Dell Inc executives have finally wrapped up a yearlong internal investigation into accounting problems at the computer company, and the mistakes could end up costing them as much as US$150 million.
"This is not a happy story for Dell nor one that we're terribly proud of," vice chairman and chief financial officer Don Carty said on Thursday after Dell announced it would reduce more than four years' worth of earnings because it misled auditors and manipulated results to meet performance goals.
The beleaguered company said its net income for the restatement period -- all of fiscal 2003 through last year and the first quarter of this fiscal year -- will be reduced by between US$50 million and US$150 million, or US$0.02 to US$0.07 per share.
The largest reductions in quarterly profits were expected to be in the first quarter of fiscal 2003 and the second quarter of fiscal 2004, each lowered between 10 percent and 13 percent.
The investigation, which began last August and evaluated more than 5 million documents, "identified evidence that certain adjustments appear to have been motivated by the objective of attaining financial targets," Dell said.
Dell, based in Round Rock, Texas, said unspecified terminations, reassignments, reprimands, increased supervision, training and financial penalties either have been or will be taken as a result.
Analysts who questioned Carty during a conference call repeatedly asked if any current executives were privy to the accounting woes.
Without naming names, "the ones that knew about it are the ones that are gone," said Carty, the former chairman of American Airlines.
"Let me assure you that both the leadership team of the company and the board feels that we have absolutely taken the necessary action," he said.
The US' Securities and Exchange Commission's (SEC) investigation into some of Dell's accounting and financial reporting practices is ongoing, the company said. Dell still faces shareholder lawsuits, and federal prosecutors in New York subpoenaed documents on the company's financial reporting since 2002.
One analyst, however, said the financial impact would be minimal given Dell's multibillion-dollar size.
"The magnitude of this stuff is very small, it's not a big number," said Roger Kay, president of Endpoint Technologies Associates Inc.
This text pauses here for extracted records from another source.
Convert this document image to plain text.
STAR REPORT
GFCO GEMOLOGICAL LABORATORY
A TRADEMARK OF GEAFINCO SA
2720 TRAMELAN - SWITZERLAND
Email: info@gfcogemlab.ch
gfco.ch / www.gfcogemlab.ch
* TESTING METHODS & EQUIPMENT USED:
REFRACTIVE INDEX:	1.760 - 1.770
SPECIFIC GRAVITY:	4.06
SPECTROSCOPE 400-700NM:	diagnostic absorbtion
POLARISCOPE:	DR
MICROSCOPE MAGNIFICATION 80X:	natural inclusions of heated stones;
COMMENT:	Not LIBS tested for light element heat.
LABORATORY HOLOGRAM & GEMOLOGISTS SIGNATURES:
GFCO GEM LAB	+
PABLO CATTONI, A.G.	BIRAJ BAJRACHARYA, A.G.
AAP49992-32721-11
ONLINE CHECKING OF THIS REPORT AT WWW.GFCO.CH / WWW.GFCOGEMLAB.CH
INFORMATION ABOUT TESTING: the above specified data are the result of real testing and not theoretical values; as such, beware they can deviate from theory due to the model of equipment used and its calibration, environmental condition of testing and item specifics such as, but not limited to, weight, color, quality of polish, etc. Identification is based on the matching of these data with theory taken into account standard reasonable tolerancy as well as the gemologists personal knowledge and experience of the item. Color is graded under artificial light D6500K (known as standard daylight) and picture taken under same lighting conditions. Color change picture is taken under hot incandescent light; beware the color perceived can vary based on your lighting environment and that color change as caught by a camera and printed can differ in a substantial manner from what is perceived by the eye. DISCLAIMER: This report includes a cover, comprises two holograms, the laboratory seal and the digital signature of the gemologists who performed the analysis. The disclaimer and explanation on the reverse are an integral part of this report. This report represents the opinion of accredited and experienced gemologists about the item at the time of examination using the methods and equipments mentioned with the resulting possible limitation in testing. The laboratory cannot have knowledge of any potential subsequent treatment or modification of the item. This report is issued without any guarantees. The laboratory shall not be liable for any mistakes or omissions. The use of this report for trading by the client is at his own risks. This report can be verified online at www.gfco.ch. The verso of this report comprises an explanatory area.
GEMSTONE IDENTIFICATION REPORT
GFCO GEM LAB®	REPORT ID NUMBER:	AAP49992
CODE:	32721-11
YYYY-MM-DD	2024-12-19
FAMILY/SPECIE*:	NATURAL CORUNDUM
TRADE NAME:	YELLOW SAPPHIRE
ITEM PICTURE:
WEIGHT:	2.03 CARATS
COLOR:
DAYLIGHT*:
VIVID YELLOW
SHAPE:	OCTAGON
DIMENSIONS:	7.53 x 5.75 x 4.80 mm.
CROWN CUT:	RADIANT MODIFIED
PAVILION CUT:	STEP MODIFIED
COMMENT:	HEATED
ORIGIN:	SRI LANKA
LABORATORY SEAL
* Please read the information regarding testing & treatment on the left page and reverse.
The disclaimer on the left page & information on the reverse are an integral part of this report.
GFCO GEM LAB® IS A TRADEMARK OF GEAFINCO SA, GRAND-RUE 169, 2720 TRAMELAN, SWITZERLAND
"I don't think it's anything that's going to rise to the level of criminality, but then again I'm not the SEC," he said.
Dell said the findings announced on Thursday would not have a material impact on second quarter results, which are scheduled for release on Aug. 30. Shares dropped US$0.37, or 1.4 percent, to close at US$25.93 before the announcement was made. The stock rebounded US$0.53 in after-hours trading.
It has been a tumultuous time for Dell since the probe was first revealed last August.
The company lost its No. 1 grip on the PC market last fall while rival Hewlett-Packard Co (HP) continues to gain footing. In the second quarter, HP had approximately 19 percent of the worldwide PC market compared with Dell's 16 percent, according to market research firm IDC, citing the most recent data available.